Let me say more on the specific objectives of the government in broadcasting this documentary now. As the explanations for the timing indicate, the major objectives are forestalling inter-religious and intra-religious alliance/unity, and ensuring “favorable” (to the party in power) electoral climate. The first deals with minimizing the possibility of the forging of a Muslim-Christian (and in a way, Christian-Christian) alliance on the question of religious freedom. With the release of JH, the ruling party might think that the minimization of such a possibility has been achieved in two ways: by demonizing the Muslims' movement as a “terrorist” or “terrorist-led” one, it is supposed to create abject fear, nevermind a spirit of cooperation, among ordinary Christians. Further, it is also a strong message to any Christians in the country that the shadow of Islamic fundamentalism is currently working in tandem with other secular "terrorist" organizations like the G7. Hence, the government warns, it is important to distance oneself not only from the Muslim activists, but also from all those secular groups that support the activism. This message is especially important when seen in line with two timely facts: the major vocal detractors of what is seen as the government sabotage of Christian-Christian unity are to be found in the diaspora and have been not only oppositional in their general political outlook towards the government but also largely supportive of the Muslim cause. So, the government is in a dire necessity to divorce the Christians inside the country not only from their fellow Muslim citizens but also from their co-religionists in the diaspora at least for some time to come.

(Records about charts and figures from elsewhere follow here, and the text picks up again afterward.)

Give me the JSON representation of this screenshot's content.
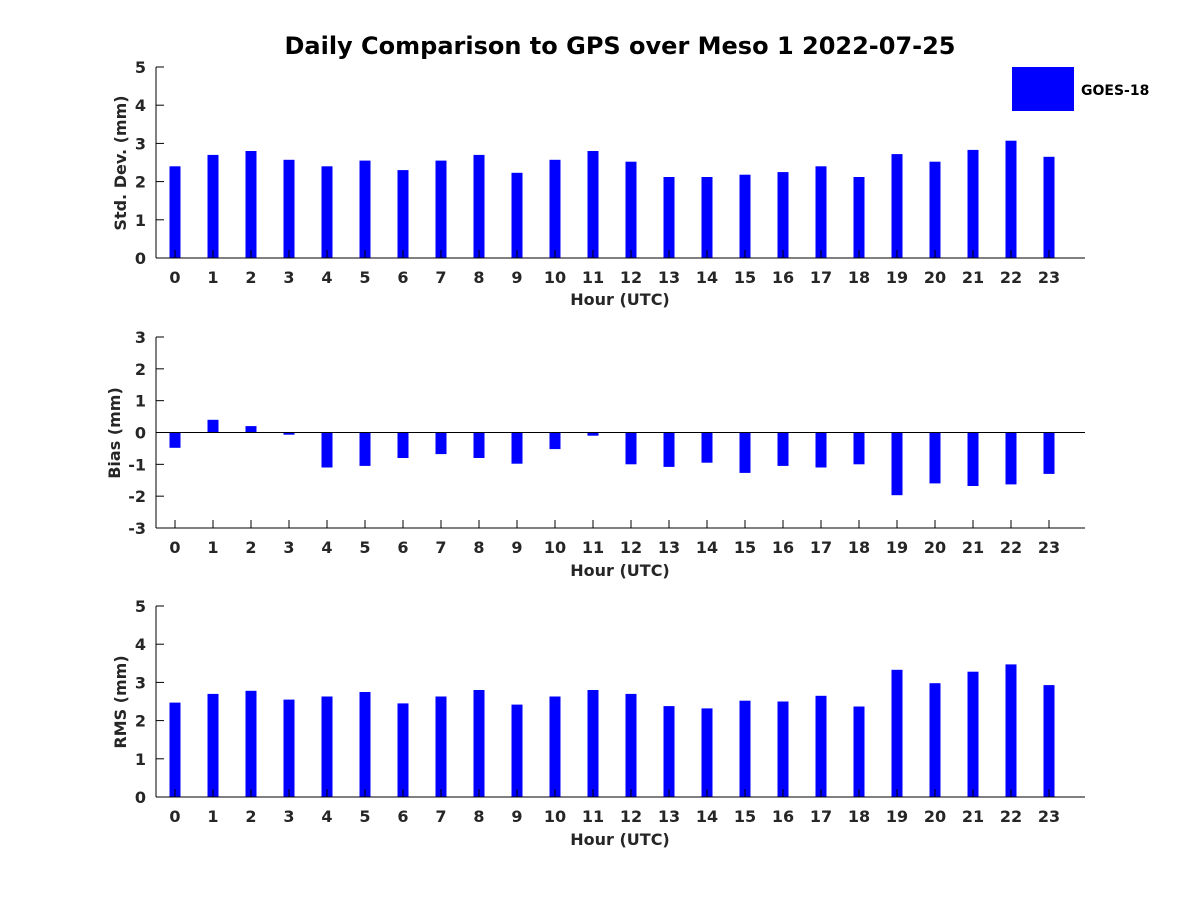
{
  "title": "Daily Comparison to GPS over Meso 1 2022-07-25",
  "bar_color": "#0000ff",
  "legend": {
    "label": "GOES-18",
    "color": "#0000ff"
  },
  "chart_data": [
    {
      "type": "bar",
      "name": "std-dev",
      "xlabel": "Hour (UTC)",
      "ylabel": "Std. Dev. (mm)",
      "ylim": [
        0,
        5
      ],
      "yticks": [
        "0",
        "1",
        "2",
        "3",
        "4",
        "5"
      ],
      "categories": [
        "0",
        "1",
        "2",
        "3",
        "4",
        "5",
        "6",
        "7",
        "8",
        "9",
        "10",
        "11",
        "12",
        "13",
        "14",
        "15",
        "16",
        "17",
        "18",
        "19",
        "20",
        "21",
        "22",
        "23"
      ],
      "series": [
        {
          "name": "GOES-18",
          "values": [
            2.4,
            2.7,
            2.8,
            2.57,
            2.4,
            2.55,
            2.3,
            2.55,
            2.7,
            2.23,
            2.57,
            2.8,
            2.52,
            2.12,
            2.12,
            2.18,
            2.25,
            2.4,
            2.12,
            2.72,
            2.52,
            2.83,
            3.07,
            2.65
          ]
        }
      ]
    },
    {
      "type": "bar",
      "name": "bias",
      "xlabel": "Hour (UTC)",
      "ylabel": "Bias (mm)",
      "ylim": [
        -3,
        3
      ],
      "yticks": [
        "-3",
        "-2",
        "-1",
        "0",
        "1",
        "2",
        "3"
      ],
      "categories": [
        "0",
        "1",
        "2",
        "3",
        "4",
        "5",
        "6",
        "7",
        "8",
        "9",
        "10",
        "11",
        "12",
        "13",
        "14",
        "15",
        "16",
        "17",
        "18",
        "19",
        "20",
        "21",
        "22",
        "23"
      ],
      "series": [
        {
          "name": "GOES-18",
          "values": [
            -0.48,
            0.4,
            0.2,
            -0.07,
            -1.1,
            -1.05,
            -0.8,
            -0.68,
            -0.8,
            -0.98,
            -0.52,
            -0.1,
            -1.0,
            -1.08,
            -0.95,
            -1.27,
            -1.05,
            -1.1,
            -1.0,
            -1.97,
            -1.6,
            -1.68,
            -1.63,
            -1.3
          ]
        }
      ]
    },
    {
      "type": "bar",
      "name": "rms",
      "xlabel": "Hour (UTC)",
      "ylabel": "RMS (mm)",
      "ylim": [
        0,
        5
      ],
      "yticks": [
        "0",
        "1",
        "2",
        "3",
        "4",
        "5"
      ],
      "categories": [
        "0",
        "1",
        "2",
        "3",
        "4",
        "5",
        "6",
        "7",
        "8",
        "9",
        "10",
        "11",
        "12",
        "13",
        "14",
        "15",
        "16",
        "17",
        "18",
        "19",
        "20",
        "21",
        "22",
        "23"
      ],
      "series": [
        {
          "name": "GOES-18",
          "values": [
            2.47,
            2.7,
            2.78,
            2.55,
            2.63,
            2.75,
            2.45,
            2.63,
            2.8,
            2.42,
            2.63,
            2.8,
            2.7,
            2.38,
            2.32,
            2.52,
            2.5,
            2.65,
            2.37,
            3.33,
            2.98,
            3.28,
            3.47,
            2.93
          ]
        }
      ]
    }
  ]
}
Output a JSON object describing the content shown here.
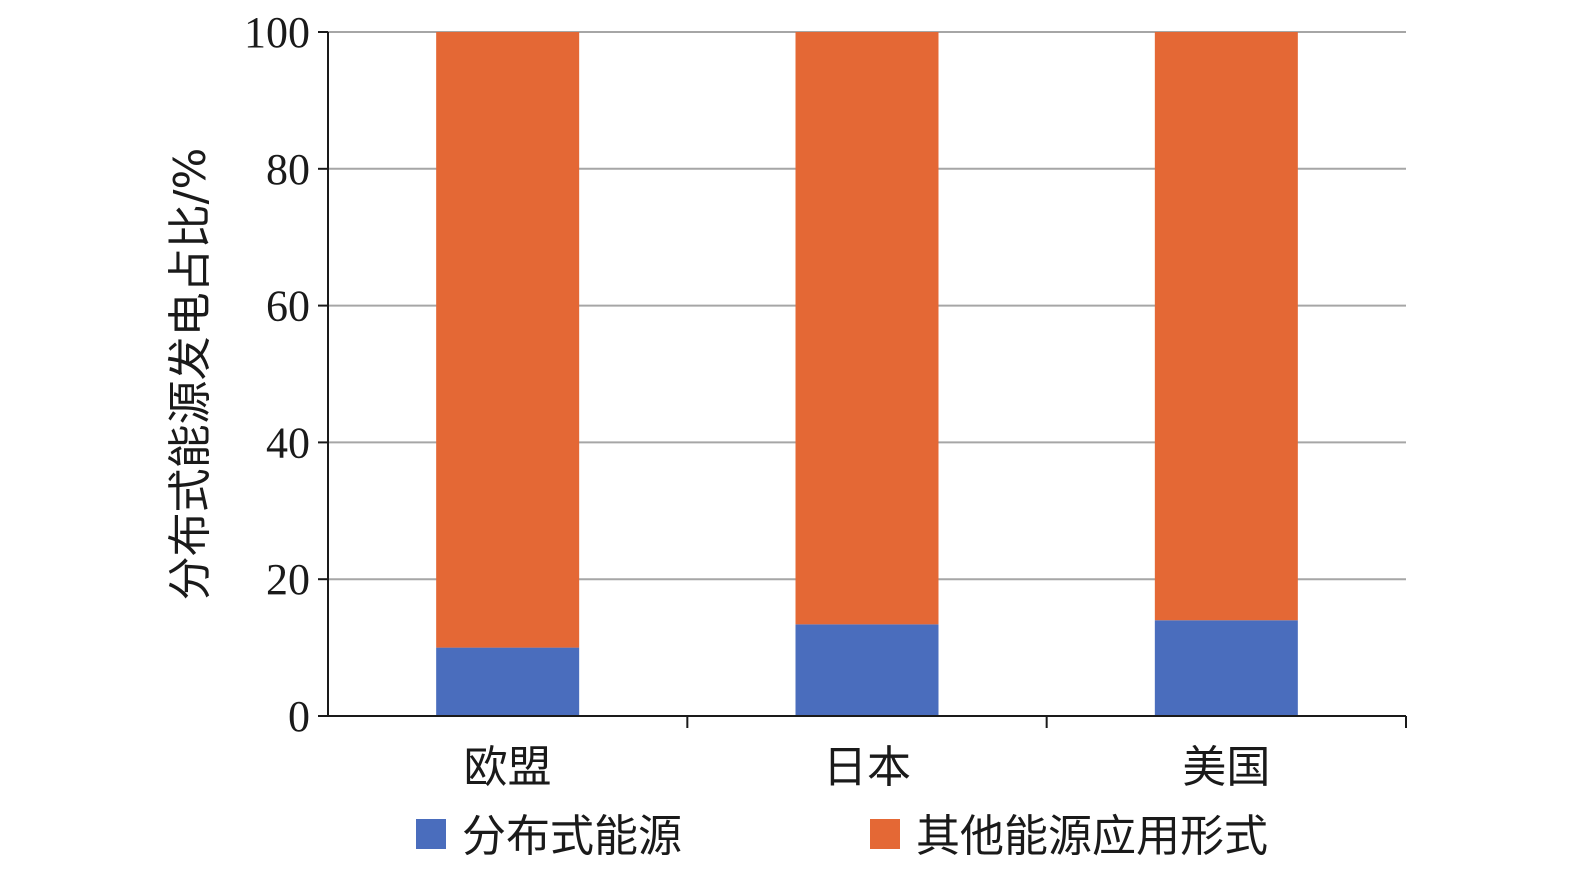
{
  "chart_data": {
    "type": "bar",
    "stacked": true,
    "categories": [
      "欧盟",
      "日本",
      "美国"
    ],
    "series": [
      {
        "name": "分布式能源",
        "values": [
          10,
          13.4,
          14
        ],
        "color": "#4a6dbd"
      },
      {
        "name": "其他能源应用形式",
        "values": [
          90,
          86.6,
          86
        ],
        "color": "#e46835"
      }
    ],
    "title": "",
    "xlabel": "",
    "ylabel": "分布式能源发电占比/%",
    "ylim": [
      0,
      100
    ],
    "yticks": [
      "0",
      "20",
      "40",
      "60",
      "80",
      "100"
    ],
    "grid": true,
    "legend": "bottom"
  }
}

Moreover, the ruling party is also campaigning for elections, so to speak, by releasing this documentary. "I'm protecting", the EPRDF seems to be telling the dissatisfied electorate (especially the Christians this time around), "the unity, development, and peace of the country from being taken hostage by a bunch of bearded, dangerous Islamic terrorists”. A final goal that has to do with elections is to preclude the potential capitalization, on the part of the Ethiopian opposition parties operating inside the country, on the volatile religious situation in Ethiopia. The opposition parties, it is expected, will be afraid of vocally endorsing the Muslim demands and sympathizing with their sufferings in their (the parties’) attempt at buying votes since the whole Muslim right movement has now been demonized as “Islamist” in goal and terrorist in methodology. As a result, in the eyes of the government, the Muslim activism will be left with no one to insert it into mainstream politics as a legitimate struggle for freedom or make of it a good opportunity for canvassing Muslim votes.